It has become so fashionable to bash the value of an MBA that there must be a touch of schadenfreude in the accounts of once highly paid professionals sending out resumes for jobs paying half — or less — than what they previously earned.
Yet the situation is hardly as dire as many of the reports would have us believe. While it is true that demand for MBAs has declined, an analysis of online job postings by Wanted Analytics found the reduction in the last few months was only 3 percent over the year before. That’s far better than the alarming report last fall from Michigan State’s Collegiate Employment Research Center, which predicted MBA hiring would plummet 25 percent.
Curiously, the financial and insurance sector has increased its MBA hiring, albeit by a modest 2.5 percent. It was the collapse of the finance industry and the layoff of tens of thousands of workers that created a sudden surplus of MBA-degreed professionals.
Other sectors of the economy have absorbed many of these out-of-work MBAs. Right now, says Wanted, manufacturing employers are aggressively courting MBA holders, accounting for 16 percent of the online jobs with that degree requirement. Finance and insurance employers account for 10 percent of all MBA-required jobs.
Wanted’s analysis supports what the MBA Career Services & Employer Alliance found when it surveyed business schools in January on MBA recruiting activity. “The strongest increase compared to last year was seen in the Financial Services industry,” said the Alliance in a report. The technology sector has also stepped up its recruiting of MBA students, with more than 60 percent of the business schools seeing an increase.

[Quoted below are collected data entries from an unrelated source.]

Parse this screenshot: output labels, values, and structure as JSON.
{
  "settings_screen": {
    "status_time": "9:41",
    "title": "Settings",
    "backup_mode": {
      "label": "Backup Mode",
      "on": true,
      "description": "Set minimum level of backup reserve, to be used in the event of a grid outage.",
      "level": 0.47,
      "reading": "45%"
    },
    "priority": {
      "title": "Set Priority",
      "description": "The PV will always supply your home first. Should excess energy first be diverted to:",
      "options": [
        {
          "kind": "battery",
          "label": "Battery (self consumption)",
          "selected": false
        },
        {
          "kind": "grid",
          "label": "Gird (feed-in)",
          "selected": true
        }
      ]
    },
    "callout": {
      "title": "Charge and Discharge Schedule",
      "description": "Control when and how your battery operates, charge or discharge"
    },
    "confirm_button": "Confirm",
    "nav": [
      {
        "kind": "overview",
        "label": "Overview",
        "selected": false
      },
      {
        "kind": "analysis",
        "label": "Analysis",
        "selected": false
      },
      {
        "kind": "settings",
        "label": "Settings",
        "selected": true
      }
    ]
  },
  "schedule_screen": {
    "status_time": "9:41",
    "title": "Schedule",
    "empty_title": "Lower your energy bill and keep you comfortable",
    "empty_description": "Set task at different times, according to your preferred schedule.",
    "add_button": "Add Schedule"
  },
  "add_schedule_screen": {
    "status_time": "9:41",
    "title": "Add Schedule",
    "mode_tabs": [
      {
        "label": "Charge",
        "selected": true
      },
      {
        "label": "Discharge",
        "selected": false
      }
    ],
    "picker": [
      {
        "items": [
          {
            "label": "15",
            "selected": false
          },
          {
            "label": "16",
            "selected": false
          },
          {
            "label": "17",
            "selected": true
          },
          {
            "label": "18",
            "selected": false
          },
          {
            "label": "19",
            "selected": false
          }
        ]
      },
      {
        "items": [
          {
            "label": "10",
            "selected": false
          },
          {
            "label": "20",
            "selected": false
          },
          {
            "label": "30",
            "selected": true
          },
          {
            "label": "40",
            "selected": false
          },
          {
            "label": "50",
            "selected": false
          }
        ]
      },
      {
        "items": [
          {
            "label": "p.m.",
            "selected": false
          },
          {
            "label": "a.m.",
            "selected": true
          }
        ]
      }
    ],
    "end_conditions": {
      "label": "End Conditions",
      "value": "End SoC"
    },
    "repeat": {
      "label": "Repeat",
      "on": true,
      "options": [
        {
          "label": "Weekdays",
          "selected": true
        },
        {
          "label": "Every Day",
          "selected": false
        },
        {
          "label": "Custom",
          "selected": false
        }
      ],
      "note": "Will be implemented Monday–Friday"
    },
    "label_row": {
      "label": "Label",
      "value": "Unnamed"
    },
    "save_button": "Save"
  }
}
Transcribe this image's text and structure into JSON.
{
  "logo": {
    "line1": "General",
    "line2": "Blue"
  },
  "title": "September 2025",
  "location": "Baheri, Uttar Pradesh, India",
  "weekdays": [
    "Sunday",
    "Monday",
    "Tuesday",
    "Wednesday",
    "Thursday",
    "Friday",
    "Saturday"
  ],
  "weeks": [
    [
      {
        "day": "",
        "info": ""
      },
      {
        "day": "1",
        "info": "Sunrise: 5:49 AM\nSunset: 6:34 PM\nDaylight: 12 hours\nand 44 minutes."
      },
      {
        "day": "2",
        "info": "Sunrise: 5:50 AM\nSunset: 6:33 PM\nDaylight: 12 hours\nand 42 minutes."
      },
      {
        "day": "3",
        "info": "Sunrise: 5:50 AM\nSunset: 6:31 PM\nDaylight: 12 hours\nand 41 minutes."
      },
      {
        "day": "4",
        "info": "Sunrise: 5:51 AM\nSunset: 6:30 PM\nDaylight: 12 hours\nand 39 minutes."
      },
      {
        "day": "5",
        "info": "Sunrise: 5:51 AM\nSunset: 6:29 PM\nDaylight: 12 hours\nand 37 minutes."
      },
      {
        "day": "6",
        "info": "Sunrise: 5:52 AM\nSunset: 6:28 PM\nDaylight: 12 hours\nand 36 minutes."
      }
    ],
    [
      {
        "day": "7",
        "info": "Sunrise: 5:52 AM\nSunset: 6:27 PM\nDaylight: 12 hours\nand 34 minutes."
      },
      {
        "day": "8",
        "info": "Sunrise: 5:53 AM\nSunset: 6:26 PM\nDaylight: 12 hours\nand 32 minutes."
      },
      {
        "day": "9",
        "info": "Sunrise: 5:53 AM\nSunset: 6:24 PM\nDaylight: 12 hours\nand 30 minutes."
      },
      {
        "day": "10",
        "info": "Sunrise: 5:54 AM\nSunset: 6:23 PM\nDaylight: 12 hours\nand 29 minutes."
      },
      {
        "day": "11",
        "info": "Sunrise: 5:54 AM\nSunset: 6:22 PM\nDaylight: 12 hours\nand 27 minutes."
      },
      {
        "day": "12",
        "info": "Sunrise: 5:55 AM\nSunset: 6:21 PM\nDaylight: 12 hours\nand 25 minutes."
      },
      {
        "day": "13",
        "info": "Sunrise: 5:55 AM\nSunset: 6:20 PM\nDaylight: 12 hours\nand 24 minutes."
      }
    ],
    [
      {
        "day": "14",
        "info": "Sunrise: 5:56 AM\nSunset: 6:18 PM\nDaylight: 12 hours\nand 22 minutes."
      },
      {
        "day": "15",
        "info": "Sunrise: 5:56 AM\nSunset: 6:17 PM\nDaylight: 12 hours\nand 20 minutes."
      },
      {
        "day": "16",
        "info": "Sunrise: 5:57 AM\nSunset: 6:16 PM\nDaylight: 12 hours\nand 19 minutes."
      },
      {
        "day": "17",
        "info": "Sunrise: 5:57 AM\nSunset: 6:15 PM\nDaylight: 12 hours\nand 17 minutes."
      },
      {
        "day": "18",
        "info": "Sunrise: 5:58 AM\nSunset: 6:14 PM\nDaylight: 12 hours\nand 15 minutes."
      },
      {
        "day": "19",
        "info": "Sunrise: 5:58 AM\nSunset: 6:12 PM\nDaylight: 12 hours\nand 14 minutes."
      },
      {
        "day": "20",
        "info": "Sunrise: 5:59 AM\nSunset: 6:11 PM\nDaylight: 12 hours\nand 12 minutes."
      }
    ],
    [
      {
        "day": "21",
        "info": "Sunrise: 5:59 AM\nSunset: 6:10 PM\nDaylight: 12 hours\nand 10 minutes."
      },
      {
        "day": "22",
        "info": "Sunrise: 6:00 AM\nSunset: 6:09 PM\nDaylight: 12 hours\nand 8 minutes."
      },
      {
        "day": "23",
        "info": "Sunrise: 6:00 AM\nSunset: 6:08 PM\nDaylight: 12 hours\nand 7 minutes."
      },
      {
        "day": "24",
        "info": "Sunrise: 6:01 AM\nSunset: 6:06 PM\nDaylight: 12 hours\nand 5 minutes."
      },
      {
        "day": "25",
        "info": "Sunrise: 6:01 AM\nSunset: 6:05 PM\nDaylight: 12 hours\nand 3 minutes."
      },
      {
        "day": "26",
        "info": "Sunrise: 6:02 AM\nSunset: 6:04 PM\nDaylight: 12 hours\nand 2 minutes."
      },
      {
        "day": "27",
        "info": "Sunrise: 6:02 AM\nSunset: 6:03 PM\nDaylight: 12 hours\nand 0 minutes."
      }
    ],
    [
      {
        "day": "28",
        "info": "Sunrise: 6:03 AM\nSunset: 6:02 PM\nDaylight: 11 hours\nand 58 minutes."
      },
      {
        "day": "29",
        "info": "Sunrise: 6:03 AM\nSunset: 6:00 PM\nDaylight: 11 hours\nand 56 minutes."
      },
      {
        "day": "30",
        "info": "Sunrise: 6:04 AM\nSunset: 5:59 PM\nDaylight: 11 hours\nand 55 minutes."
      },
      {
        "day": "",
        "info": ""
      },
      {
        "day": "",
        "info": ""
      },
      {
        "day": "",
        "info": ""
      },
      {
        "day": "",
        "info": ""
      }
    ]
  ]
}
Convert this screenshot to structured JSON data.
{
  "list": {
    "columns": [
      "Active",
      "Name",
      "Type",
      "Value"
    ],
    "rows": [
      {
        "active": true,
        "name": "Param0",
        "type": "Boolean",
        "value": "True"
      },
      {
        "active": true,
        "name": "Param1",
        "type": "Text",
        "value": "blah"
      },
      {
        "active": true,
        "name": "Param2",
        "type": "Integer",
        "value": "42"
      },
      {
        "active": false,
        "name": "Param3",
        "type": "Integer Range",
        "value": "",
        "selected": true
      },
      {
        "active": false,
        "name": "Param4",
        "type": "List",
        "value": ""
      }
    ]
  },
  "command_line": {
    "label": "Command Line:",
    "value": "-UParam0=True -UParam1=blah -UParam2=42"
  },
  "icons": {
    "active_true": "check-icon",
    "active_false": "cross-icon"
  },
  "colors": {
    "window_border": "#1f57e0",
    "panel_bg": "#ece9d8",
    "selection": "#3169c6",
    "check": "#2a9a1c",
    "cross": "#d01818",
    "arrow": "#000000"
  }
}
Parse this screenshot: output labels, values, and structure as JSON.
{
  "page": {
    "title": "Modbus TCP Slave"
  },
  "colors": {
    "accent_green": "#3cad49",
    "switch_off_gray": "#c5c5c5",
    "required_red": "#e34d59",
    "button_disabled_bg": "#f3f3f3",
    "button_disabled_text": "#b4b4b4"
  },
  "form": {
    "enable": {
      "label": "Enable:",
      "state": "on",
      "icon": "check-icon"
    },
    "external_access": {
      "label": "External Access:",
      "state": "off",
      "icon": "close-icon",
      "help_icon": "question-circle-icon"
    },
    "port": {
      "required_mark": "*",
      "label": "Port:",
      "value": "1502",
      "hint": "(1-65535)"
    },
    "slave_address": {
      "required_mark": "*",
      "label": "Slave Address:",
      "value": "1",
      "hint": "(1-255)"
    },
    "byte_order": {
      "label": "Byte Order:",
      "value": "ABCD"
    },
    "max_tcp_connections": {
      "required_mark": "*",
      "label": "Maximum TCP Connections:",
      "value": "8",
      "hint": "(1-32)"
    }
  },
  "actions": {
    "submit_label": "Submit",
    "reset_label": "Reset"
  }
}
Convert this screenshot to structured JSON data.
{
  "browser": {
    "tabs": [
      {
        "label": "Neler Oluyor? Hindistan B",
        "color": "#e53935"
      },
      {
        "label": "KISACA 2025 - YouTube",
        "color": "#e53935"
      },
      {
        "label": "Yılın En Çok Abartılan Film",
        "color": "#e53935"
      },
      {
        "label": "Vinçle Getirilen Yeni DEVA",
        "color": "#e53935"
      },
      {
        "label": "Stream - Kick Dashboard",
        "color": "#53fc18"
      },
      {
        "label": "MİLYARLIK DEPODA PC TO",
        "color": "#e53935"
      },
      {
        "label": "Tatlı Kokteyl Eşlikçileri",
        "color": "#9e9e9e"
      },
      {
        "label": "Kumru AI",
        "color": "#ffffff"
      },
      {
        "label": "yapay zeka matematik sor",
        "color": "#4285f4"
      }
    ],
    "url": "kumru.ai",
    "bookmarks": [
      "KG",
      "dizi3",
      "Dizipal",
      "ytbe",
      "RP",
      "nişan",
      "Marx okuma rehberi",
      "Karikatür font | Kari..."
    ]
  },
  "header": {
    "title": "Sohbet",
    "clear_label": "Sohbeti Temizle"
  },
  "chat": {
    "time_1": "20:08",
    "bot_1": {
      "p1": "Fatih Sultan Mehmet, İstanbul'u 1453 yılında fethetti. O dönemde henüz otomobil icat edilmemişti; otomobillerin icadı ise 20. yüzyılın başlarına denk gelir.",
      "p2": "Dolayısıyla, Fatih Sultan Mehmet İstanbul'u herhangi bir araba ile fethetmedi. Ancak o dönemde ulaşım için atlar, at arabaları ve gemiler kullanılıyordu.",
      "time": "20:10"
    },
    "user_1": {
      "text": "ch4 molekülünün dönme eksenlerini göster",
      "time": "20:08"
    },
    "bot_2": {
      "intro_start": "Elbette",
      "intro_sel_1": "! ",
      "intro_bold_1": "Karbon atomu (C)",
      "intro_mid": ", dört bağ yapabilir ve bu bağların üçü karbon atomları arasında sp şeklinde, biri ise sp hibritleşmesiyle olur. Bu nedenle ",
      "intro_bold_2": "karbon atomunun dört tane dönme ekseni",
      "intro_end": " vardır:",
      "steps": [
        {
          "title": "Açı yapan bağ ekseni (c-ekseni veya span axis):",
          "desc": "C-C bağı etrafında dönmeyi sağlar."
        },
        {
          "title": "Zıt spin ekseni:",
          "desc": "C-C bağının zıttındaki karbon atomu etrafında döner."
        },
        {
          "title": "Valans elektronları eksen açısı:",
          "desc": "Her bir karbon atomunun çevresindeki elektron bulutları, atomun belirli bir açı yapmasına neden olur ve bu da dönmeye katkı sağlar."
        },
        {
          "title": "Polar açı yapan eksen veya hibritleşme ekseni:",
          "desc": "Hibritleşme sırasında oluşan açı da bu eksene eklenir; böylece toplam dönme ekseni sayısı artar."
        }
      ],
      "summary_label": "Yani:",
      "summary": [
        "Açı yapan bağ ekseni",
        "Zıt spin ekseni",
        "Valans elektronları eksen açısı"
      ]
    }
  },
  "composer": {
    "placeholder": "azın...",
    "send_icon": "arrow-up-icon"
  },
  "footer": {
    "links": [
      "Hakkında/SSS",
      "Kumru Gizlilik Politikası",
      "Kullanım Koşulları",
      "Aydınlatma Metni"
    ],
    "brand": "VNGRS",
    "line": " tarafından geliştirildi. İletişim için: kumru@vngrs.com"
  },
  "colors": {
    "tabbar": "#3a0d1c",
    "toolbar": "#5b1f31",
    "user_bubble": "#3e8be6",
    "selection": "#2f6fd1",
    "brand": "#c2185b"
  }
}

And, reports the Alliance, a majority of schools say they are seeing more activity by mid-sized companies — those with fewer than 500 employees. Fewer than half say the same of the Fortune 500.
This shouldn’t be interpreted to mean there’s a sizable rebound in hiring of MBAs, at least not by the traditional sectors for these degree-holders. Financial institutions today are just as likely to hire an undergrad business major as an MBA for positions that a few years would have automatically required the graduate business degree. Overall hiring there is flat.